Охнув в притворном испуге при виде Ингвильды, Глатта ловко обогнула ее и исчезла. Ингвильда шагнула вперед, но тут же наткнулась на Вильмунда. Он бежал со всех ног и ничего, похоже, не видел; Ингвильда вскрикнула, пиво из кувшина плеснуло на него длинным рыжим языком.
– Ах, чтоб тебя! – крикнул Вильмунд, отскочил назад, попытался стряхнуть мокрые пятна с рубахи и только потом глянул вперед, собираясь, как видно, душевно поблагодарить добрую женщину. – Какой козел…
И замер, узнав Ингвильду.
Лицо его являло взору такую смесь смущения и досады, что Ингвильда, первой опомнившись, расхохоталась. Нет, отец совсем неплохо придумал – послать ее за пивом.

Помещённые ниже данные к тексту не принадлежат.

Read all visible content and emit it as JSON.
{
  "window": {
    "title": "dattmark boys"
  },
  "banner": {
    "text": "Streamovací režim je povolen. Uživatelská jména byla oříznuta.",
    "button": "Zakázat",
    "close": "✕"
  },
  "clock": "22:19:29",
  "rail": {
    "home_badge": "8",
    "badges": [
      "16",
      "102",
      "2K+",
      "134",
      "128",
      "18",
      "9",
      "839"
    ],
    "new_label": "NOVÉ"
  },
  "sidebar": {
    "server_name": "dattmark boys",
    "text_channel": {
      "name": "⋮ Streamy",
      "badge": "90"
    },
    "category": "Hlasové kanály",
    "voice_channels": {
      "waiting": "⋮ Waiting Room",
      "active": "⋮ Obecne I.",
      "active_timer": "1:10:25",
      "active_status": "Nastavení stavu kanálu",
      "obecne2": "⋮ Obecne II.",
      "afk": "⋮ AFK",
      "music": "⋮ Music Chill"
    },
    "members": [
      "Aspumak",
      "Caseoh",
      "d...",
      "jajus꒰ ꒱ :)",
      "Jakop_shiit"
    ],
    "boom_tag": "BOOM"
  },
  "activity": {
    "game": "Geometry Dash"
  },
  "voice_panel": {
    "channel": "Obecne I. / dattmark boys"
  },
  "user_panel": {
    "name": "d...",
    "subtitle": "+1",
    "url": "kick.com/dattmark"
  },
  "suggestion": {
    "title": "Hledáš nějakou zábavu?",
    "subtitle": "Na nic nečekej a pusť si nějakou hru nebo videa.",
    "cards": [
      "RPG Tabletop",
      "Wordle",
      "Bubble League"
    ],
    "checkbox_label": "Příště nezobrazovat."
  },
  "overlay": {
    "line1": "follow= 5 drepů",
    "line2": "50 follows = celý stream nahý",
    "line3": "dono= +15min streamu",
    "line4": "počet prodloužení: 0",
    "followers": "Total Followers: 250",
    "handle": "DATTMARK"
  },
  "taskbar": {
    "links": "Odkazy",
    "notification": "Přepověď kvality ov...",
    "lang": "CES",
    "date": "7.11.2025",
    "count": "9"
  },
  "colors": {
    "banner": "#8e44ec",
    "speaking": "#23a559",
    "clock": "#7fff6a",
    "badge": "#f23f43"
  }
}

– Ах, могучий Вильмунд ярл! – сквозь смех выговорила Ингвильда. – Славно же ты начинаешь свой путь! Пиво валит с ног и берсерков – а ты устоял и сам опрокинул кувшин! Я дам тебе прозвище – Пивная Рубаха! И этот кувшин в придачу! Там еще осталось немного на дне!
Челядь захихикала, пряча улыбки в рукава и бороды. Вот уже много дней домочадцы Конунгагорда никак не могли решить, чью сторону им держать – Ингвильды или Даллы. Но в поединке Ингвильды и Вильмунда каждый выбрал без труда, и сдавленные смешки знаменовали победу Ингвильды.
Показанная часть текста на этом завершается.